SOLEMNIDAD DE LA ASCENSIÓN. 8-V-16

 

Cristo, con su misión cumplida vuelve al Padre. Instruye a los discípulos sobre el sentido de su muerte y resurrección, la importancia de la conversión para el perdón de los pecados, les promete el Espíritu que hará de ellos testigos de la Buena Nueva y del Reino de Dios. Y «mientras los bendecía, fue llevado al cielo». Así lo narra san Lucas. Para nosotros ni el cielo ni la tierra son lo mismo con Jesús que sin Él. El cielo, símbolo del misterio trascendente de Dios del que Cristo forma parte,  ha abierto sus puertas al ser humano.

 

«Subió a los cielos y está sentado a la diestra del Padre»(Credo).  Jesús, único y eterno Sacerdote intercede por siempre a favor nuestro (Cf.

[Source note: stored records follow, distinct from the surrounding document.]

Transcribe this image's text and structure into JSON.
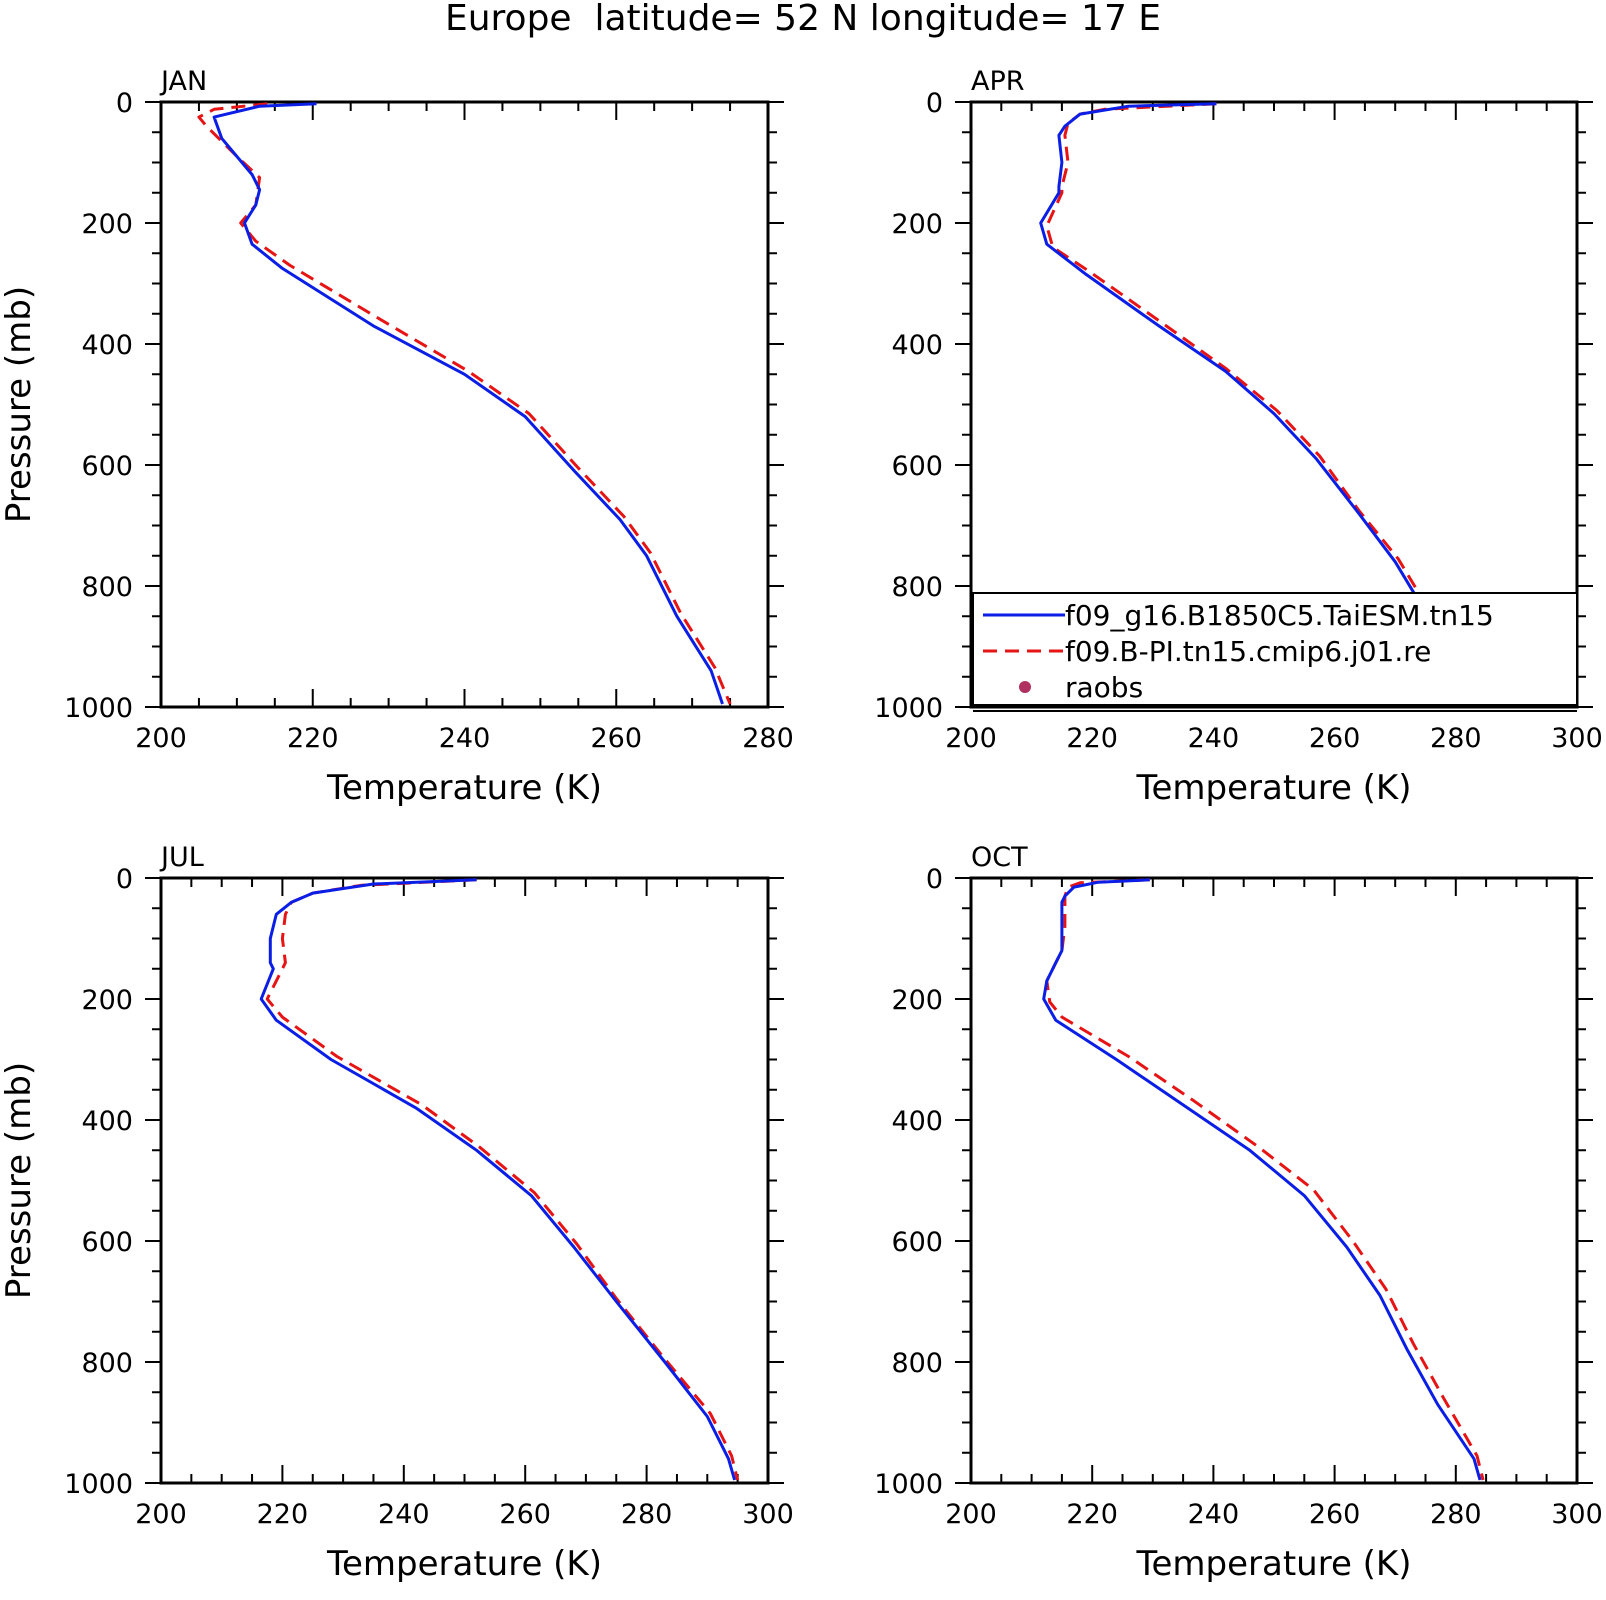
{
  "figure": {
    "title": "Europe  latitude= 52 N longitude= 17 E"
  },
  "colors": {
    "model": "#0a1ee6",
    "control": "#e61414",
    "raobs": "#b03060",
    "axes": "#000000"
  },
  "chart_data": [
    {
      "type": "line",
      "title": "JAN",
      "xlabel": "Temperature (K)",
      "ylabel": "Pressure (mb)",
      "xlim": [
        200,
        280
      ],
      "ylim": [
        1000,
        0
      ],
      "y_inverted": true,
      "xticks": [
        "200",
        "220",
        "240",
        "260",
        "280"
      ],
      "yticks": [
        "0",
        "200",
        "400",
        "600",
        "800",
        "1000"
      ],
      "series": [
        {
          "name": "f09_g16.B1850C5.TaiESM.tn15",
          "style": "solid",
          "x": [
            220.5,
            213,
            207,
            208,
            212,
            213,
            212.5,
            211,
            212,
            216,
            228,
            240,
            248,
            254.5,
            260.5,
            264,
            268,
            272.5,
            274
          ],
          "y": [
            3,
            7,
            25,
            60,
            120,
            145,
            170,
            200,
            235,
            275,
            370,
            450,
            520,
            610,
            690,
            750,
            850,
            940,
            995
          ]
        },
        {
          "name": "f09.B-PI.tn15.cmip6.j01.re",
          "style": "dashed",
          "x": [
            214,
            207,
            205,
            206,
            210,
            213,
            212.5,
            210.5,
            212.5,
            217,
            229,
            240.5,
            248.5,
            255,
            261,
            264.5,
            268.5,
            273,
            275
          ],
          "y": [
            3,
            12,
            25,
            40,
            90,
            125,
            170,
            200,
            230,
            270,
            360,
            445,
            515,
            605,
            685,
            745,
            845,
            935,
            995
          ]
        }
      ]
    },
    {
      "type": "line",
      "title": "APR",
      "xlabel": "Temperature (K)",
      "ylabel": "",
      "xlim": [
        200,
        300
      ],
      "ylim": [
        1000,
        0
      ],
      "y_inverted": true,
      "xticks": [
        "200",
        "220",
        "240",
        "260",
        "280",
        "300"
      ],
      "yticks": [
        "0",
        "200",
        "400",
        "600",
        "800",
        "1000"
      ],
      "legend": {
        "position": "bottom-right",
        "entries": [
          "f09_g16.B1850C5.TaiESM.tn15",
          "f09.B-PI.tn15.cmip6.j01.re",
          "raobs"
        ]
      },
      "series": [
        {
          "name": "f09_g16.B1850C5.TaiESM.tn15",
          "style": "solid",
          "x": [
            240.5,
            226,
            218,
            215.5,
            214.5,
            215,
            214.5,
            214.5,
            211.5,
            212.5,
            219,
            231,
            242,
            250,
            257,
            264,
            270,
            276,
            282,
            284
          ],
          "y": [
            3,
            7,
            20,
            40,
            55,
            100,
            140,
            150,
            200,
            235,
            285,
            370,
            445,
            515,
            590,
            680,
            760,
            860,
            955,
            995
          ]
        },
        {
          "name": "f09.B-PI.tn15.cmip6.j01.re",
          "style": "dashed",
          "x": [
            240.5,
            222,
            218,
            216,
            215.5,
            216,
            215,
            215,
            212.5,
            213.5,
            219.5,
            231.5,
            242,
            250.5,
            257.5,
            264,
            270.5,
            276.5,
            282,
            284
          ],
          "y": [
            3,
            12,
            20,
            35,
            55,
            100,
            140,
            150,
            205,
            240,
            280,
            365,
            440,
            510,
            585,
            675,
            755,
            855,
            950,
            995
          ]
        },
        {
          "name": "raobs",
          "style": "markers",
          "x": [],
          "y": []
        }
      ]
    },
    {
      "type": "line",
      "title": "JUL",
      "xlabel": "Temperature (K)",
      "ylabel": "Pressure (mb)",
      "xlim": [
        200,
        300
      ],
      "ylim": [
        1000,
        0
      ],
      "y_inverted": true,
      "xticks": [
        "200",
        "220",
        "240",
        "260",
        "280",
        "300"
      ],
      "yticks": [
        "0",
        "200",
        "400",
        "600",
        "800",
        "1000"
      ],
      "series": [
        {
          "name": "f09_g16.B1850C5.TaiESM.tn15",
          "style": "solid",
          "x": [
            252,
            235,
            225,
            221.5,
            219,
            218,
            218,
            218.5,
            216.5,
            219,
            228,
            242,
            252,
            261,
            268,
            275,
            283,
            290,
            293.5,
            294.5
          ],
          "y": [
            3,
            10,
            25,
            40,
            60,
            100,
            140,
            150,
            200,
            235,
            300,
            380,
            450,
            525,
            610,
            700,
            800,
            890,
            960,
            995
          ]
        },
        {
          "name": "f09.B-PI.tn15.cmip6.j01.re",
          "style": "dashed",
          "x": [
            252,
            233,
            225,
            221.5,
            220.5,
            220,
            220.5,
            220,
            217.5,
            220,
            229,
            243,
            252.5,
            261.5,
            268.5,
            275,
            283,
            290.5,
            294,
            295
          ],
          "y": [
            3,
            12,
            25,
            40,
            60,
            100,
            140,
            150,
            200,
            230,
            295,
            375,
            445,
            520,
            605,
            695,
            795,
            885,
            955,
            995
          ]
        }
      ]
    },
    {
      "type": "line",
      "title": "OCT",
      "xlabel": "Temperature (K)",
      "ylabel": "",
      "xlim": [
        200,
        300
      ],
      "ylim": [
        1000,
        0
      ],
      "y_inverted": true,
      "xticks": [
        "200",
        "220",
        "240",
        "260",
        "280",
        "300"
      ],
      "yticks": [
        "0",
        "200",
        "400",
        "600",
        "800",
        "1000"
      ],
      "series": [
        {
          "name": "f09_g16.B1850C5.TaiESM.tn15",
          "style": "solid",
          "x": [
            229.5,
            221,
            217,
            215.5,
            215,
            215,
            215,
            214,
            212.5,
            212,
            214,
            224,
            235,
            246,
            255,
            262,
            267.5,
            272,
            277,
            283,
            284
          ],
          "y": [
            3,
            7,
            15,
            30,
            40,
            80,
            120,
            140,
            170,
            200,
            235,
            300,
            375,
            450,
            525,
            610,
            690,
            780,
            870,
            960,
            995
          ]
        },
        {
          "name": "f09.B-PI.tn15.cmip6.j01.re",
          "style": "dashed",
          "x": [
            229.5,
            218,
            216,
            215.5,
            215.5,
            215.5,
            215,
            214,
            212.5,
            213,
            215,
            226,
            237,
            247.5,
            256.5,
            263,
            268.5,
            273,
            278,
            283.5,
            284.5
          ],
          "y": [
            3,
            8,
            15,
            30,
            40,
            80,
            120,
            140,
            170,
            205,
            230,
            295,
            370,
            445,
            515,
            600,
            680,
            770,
            860,
            955,
            995
          ]
        }
      ]
    }
  ]
}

Hb 9,24). «Como afirma san Juan, Él es nuestro abogado que nos defiende siempre, nos defiende de las insidias del diablo, nos defiende de nosotros mismos, de nuestros pecados.Tenemos este abogado: ¡no tengamos miedo de acudir a él a pedir perdón, a pedir la bendición, a pedir misericordia! Él nos perdona siempre, nos defiende siempre» (Papa Francisco).

 

La Ascensión de Jesús al Cielo nos permite conocer esta realidad tan consoladora para nuestro camino: en Cristo, verdadero Dios y verdadero hombre, nuestra humanidad ha sido llevada ante Dios; Él nos ha abierto el camino; Él es como un guía cuando se sube a una montaña, que llegado a la cima, nos tira hacia él llevándonos a Dios. Si le confiamos nuestra vida, si nos dejamos guiar por Él estamos seguros de estar en buenas manos, en las manos de nuestro Salvador, de nuestro abogado. Nunca estamos solos: El Señor crucificado y resucitado nos guía.

 

Los Apóstoles, después de ver a Jesús ascender al cielo, regresaron a Jerusalén «con gran alegría.» Su despedida no entristece a los discípulos. Esto parece un poco extraño.¿Por qué?  Porque Jesús ha entrado en el santuario del Cielo; porque, con la mirada de la fe, entienden que, aunque no está ante sus ojos,  Jesús permanece con ellos para siempre, no los abandona y, en la gloria del Padre, los sostiene, los guía e intercede por ellos.

 

«Seréis mis  testigos» (1ª lect.). Él nos da el valor para caminar contra corriente; hay que ser valientes para ir contra corriente y Él nos da esta fuerza. Transmitamos a las generaciones jóvenes la fe que hemos recibido. En la vida social nos obsesiona ascender, subir el escalafón. Jesucristo nos da ejemplo. Ascendamos y progresemos en virtudes y santidad.

 

«La Iglesia debe salir de sí misma, para llevar a Jesucristo a todos. Cuando la Iglesia no sale de sí misma para evangelizar deviene autorreferencial y entonces se enferma en una especie de narcisismo teológico… Y da lugar a ese mal tan grave que es la mundanidad espiritual: la Iglesia mundana que vive en sí, de sí, para sí. Vivir para darse gloria los unos a otros» (Papa Francisco).

 

Preparemos intensamente, en oración con María, la Madre de Jesús, la fiesta de la venida del Espíritu Santo en Pentecostés. La Iglesia la dirige el Espíritu Santo.